On Thu, Oct 12, 2017 at 9:16 AM Eli Zaretskii <
eliz@gnu.org> wrote:
FWIW, I see no problem with the error message, we produce such error
messages in quite a few other places in fileio.c. The capitalization
seems okay, too.
OK, but it seems non-standard compared to error messages from Elisp land.
Shouldn't
(file-error Non-regular file Is a directory /home/kmodi/.emacs.d/foo)
look like:
file-error: Non-regular file: /home/kmodi/.emacs.d/foo is a directory
- Why those parentheses?
- Why are "N" and "I" capitalized in-between that "sentence".. error messages are usually sentences without ending in period, right?
- Above instead looks like a list printed with 3 elements.

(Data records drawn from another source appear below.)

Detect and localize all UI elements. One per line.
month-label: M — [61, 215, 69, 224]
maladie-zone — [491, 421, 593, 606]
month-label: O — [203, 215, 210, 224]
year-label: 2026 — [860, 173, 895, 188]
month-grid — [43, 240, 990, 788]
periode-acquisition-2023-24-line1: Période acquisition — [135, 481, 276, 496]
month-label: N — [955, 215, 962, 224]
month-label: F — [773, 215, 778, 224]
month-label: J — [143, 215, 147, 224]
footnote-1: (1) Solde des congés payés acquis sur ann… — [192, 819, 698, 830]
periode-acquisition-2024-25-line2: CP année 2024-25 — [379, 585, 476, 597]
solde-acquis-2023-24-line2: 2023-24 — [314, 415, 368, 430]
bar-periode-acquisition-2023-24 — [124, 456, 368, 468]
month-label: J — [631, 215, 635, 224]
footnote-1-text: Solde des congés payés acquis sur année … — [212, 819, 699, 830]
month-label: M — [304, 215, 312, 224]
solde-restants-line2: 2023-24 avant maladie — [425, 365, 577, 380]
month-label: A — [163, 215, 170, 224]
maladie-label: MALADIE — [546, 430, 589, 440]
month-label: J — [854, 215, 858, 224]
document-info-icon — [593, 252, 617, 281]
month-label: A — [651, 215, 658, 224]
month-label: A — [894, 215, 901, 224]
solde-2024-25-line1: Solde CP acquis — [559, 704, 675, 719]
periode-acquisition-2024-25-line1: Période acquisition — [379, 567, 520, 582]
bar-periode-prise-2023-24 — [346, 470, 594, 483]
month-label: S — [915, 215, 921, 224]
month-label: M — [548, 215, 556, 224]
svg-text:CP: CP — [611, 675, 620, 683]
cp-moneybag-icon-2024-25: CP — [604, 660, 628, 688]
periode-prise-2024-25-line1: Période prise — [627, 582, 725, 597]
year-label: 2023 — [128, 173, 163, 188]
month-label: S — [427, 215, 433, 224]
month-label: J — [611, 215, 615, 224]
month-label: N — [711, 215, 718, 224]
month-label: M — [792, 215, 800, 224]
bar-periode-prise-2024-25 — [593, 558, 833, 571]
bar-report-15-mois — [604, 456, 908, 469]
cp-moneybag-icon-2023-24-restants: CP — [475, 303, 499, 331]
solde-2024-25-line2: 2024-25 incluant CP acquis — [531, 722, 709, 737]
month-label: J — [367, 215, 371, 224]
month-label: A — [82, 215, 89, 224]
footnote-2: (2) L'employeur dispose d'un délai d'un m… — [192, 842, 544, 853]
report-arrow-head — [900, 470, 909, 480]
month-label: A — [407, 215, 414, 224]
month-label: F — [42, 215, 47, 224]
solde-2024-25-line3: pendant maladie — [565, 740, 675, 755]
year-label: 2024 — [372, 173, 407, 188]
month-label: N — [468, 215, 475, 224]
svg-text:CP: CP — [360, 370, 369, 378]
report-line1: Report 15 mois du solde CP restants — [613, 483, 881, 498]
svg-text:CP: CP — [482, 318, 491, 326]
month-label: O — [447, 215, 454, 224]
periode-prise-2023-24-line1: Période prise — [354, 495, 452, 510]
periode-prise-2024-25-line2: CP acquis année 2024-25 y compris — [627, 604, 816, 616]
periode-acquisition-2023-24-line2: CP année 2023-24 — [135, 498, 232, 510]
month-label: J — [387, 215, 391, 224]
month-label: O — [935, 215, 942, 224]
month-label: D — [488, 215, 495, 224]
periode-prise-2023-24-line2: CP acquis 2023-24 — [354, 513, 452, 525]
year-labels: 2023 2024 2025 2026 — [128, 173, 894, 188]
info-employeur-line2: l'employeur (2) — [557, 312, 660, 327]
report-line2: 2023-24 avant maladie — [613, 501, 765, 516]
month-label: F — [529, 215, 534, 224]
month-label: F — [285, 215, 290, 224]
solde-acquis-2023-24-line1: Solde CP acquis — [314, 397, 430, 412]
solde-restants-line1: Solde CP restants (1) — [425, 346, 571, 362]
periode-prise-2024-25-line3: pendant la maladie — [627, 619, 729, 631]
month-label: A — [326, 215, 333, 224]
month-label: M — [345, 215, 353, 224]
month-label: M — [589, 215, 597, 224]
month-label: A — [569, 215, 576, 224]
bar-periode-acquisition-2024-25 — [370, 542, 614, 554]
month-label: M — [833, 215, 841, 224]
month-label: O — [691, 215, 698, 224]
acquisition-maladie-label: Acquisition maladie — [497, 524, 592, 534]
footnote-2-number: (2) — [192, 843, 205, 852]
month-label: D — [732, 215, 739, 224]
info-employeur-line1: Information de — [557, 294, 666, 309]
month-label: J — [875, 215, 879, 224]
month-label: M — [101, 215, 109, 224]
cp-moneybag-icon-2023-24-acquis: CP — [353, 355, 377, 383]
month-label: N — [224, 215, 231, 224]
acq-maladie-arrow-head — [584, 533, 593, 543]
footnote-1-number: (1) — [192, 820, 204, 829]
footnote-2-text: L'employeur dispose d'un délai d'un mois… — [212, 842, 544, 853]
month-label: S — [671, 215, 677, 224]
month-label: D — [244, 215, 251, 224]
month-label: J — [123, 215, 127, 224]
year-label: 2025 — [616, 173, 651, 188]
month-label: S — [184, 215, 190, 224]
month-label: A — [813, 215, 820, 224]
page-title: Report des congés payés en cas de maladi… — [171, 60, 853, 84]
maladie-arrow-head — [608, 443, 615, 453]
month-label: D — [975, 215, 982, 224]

Also, the error is not-informative.. the user is trying to trash foo/ and knows that foo/ is a directory.. so how would
(file-error Non-regular file Is a directory /home/kmodi/.emacs.d/foo)
help?
As for lack of backtrace, that's because the error comes from a C
primitive.
For the lack of better understanding, isn't it possible to set the "severity" of certain messages to be of Error status (or something like that), so that a backtrace automatically analogous to what I get on my above-mentioned debug-on-message setting?